Selective Metal Biorecovery from Lithium Ion Batteries

锂离子电池的选择性金属生物回收

• 批准号: BB/X011720/1
• 负责人: Louise Horsfall
• 金额: $ 38.57万
• 依托单位: University of Edinburgh
• 依托单位国家: 英国
• 项目类别: Research Grant
• 财政年份: 2023
• 资助国家: 英国
• 起止时间: 2023 至 无数据
• 项目状态: 未结题
• 来源: https://gtr.ukri.org/projects?ref=BB%2FX011720%2F1
• 关键词: Selective; Metal; Biorecovery; Lithium; Ion

The demand for critical metals is increasing at an exponential rate. In order to limit the environmental and societal impact of resource extraction and to meet net-zero targets for CO2 reduction, the recycling of metals from spent lithium ion batteries is vital. Recycling solutions need to be both adaptive and flexible to meet the needs of the competitive and constantly evolving cathode chemistry market. Our group has previously outlined the first steps for the separation and recovery of the most abundant and valuable metals present in a wide range of lithium ion battery (LIB) cathode chemistries. This being the recovery of Mn, Co and Ni from vehicular LIBs by the biosynthesis of metallic nanoparticles from battery leachates. Our method supports the principles of green chemistry since the reactions take place in aqueous solutions using bacteria that are both renewable and scalable. Furthermore, they take place at temperatures below 30 degrees Celsius without the addition of hazardous solvents. The synthesis of specific metallic nanoparticles, as a result of this bacterial recycling process, provides an added incentive for the recycling industry and offers up novel materials for future green technology developments.The aim of this research proposal is to optimise the bioprocess by (i) adapting S. oneidensis MR-1, the bacterium responsible for the separation of Mn in the first step of our bioprocess, to ensure 100% Mn removal from LIB leachates (ii) developing a bioseparation process for Co and Ni using engineered strains of the bacterium Desulfovibrio alaskensis G20, and (iii) demonstrating scale up of the bioprocess to 5L scale. The nanoparticles produced will be characterised and their potential for remanufacture into LIB electrodes assessed, with life cycle analysis completed to determine the environmental impact of this engineered bioprocess.
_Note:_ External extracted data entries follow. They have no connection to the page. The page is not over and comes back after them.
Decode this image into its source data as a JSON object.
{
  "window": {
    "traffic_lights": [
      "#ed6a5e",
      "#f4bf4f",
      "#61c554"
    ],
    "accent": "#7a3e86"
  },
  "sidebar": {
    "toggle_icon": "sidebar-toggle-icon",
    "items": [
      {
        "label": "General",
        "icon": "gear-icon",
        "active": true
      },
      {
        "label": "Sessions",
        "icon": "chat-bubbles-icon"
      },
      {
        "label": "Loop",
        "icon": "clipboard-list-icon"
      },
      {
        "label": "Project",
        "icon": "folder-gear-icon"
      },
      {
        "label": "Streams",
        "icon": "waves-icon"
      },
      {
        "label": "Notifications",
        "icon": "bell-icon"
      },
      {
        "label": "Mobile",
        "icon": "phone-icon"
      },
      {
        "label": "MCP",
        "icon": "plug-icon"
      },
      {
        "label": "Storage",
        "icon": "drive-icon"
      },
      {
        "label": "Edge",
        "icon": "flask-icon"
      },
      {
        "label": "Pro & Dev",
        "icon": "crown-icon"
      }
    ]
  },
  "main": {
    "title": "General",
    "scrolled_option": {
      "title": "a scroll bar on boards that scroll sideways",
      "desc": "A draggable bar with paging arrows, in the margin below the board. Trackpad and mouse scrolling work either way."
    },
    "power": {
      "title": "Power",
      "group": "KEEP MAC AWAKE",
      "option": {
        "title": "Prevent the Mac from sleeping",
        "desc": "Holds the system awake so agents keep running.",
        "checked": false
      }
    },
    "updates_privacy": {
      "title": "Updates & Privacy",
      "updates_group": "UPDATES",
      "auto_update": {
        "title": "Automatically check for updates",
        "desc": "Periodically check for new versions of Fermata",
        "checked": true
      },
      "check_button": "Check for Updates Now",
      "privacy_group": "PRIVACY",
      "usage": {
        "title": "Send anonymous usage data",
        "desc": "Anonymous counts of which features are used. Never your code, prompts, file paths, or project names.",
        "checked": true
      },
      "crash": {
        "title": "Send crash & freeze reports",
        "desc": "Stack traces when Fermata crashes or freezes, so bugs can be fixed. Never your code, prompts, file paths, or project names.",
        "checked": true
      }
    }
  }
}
对关键金属的需求正在呈指数级增长。为了限制资源开采对环境和社会的影响并实现二氧化碳减排的净零目标，回收废旧锂离子电池中的金属至关重要。回收解决方案需要具有适应性和灵活性，以满足竞争激烈且不断发展的阴极化学市场的需求。我们的团队之前概述了分离和回收各种锂离子电池 (LIB) 阴极化学物质中最丰富和最有价值的金属的第一步。这是通过电池浸出液中金属纳米粒子的生物合成从车用锂离子电池中回收锰、钴和镍。我们的方法支持绿色化学原理，因为反应是在水溶液中使用可再生和可扩展的细菌进行的。此外，它们在低于 30 摄氏度的温度下进行，且不添加有害溶剂。这种细菌回收过程的结果是合成特定的金属纳米颗粒，为回收行业提供了额外的动力，并为未来绿色技术的发展提供了新材料。本研究提案的目的是通过以下方式优化生物过程：采用 S. oneidensis MR-1（在我们生物工艺的第一步中负责分离锰的细菌），以确保从 LIB 渗滤液中 100% 去除锰 (ii) 使用工程技术开发钴和镍的生物分离工艺Desulfovibrio alaskensis G20 菌株，以及 (iii) 展示生物工艺规模扩大至 5L 规模。所产生的纳米粒子将被表征，并评估其再制造成 LIB 电极的潜力，并完成生命周期分析，以确定该工程生物过程对环境的影响。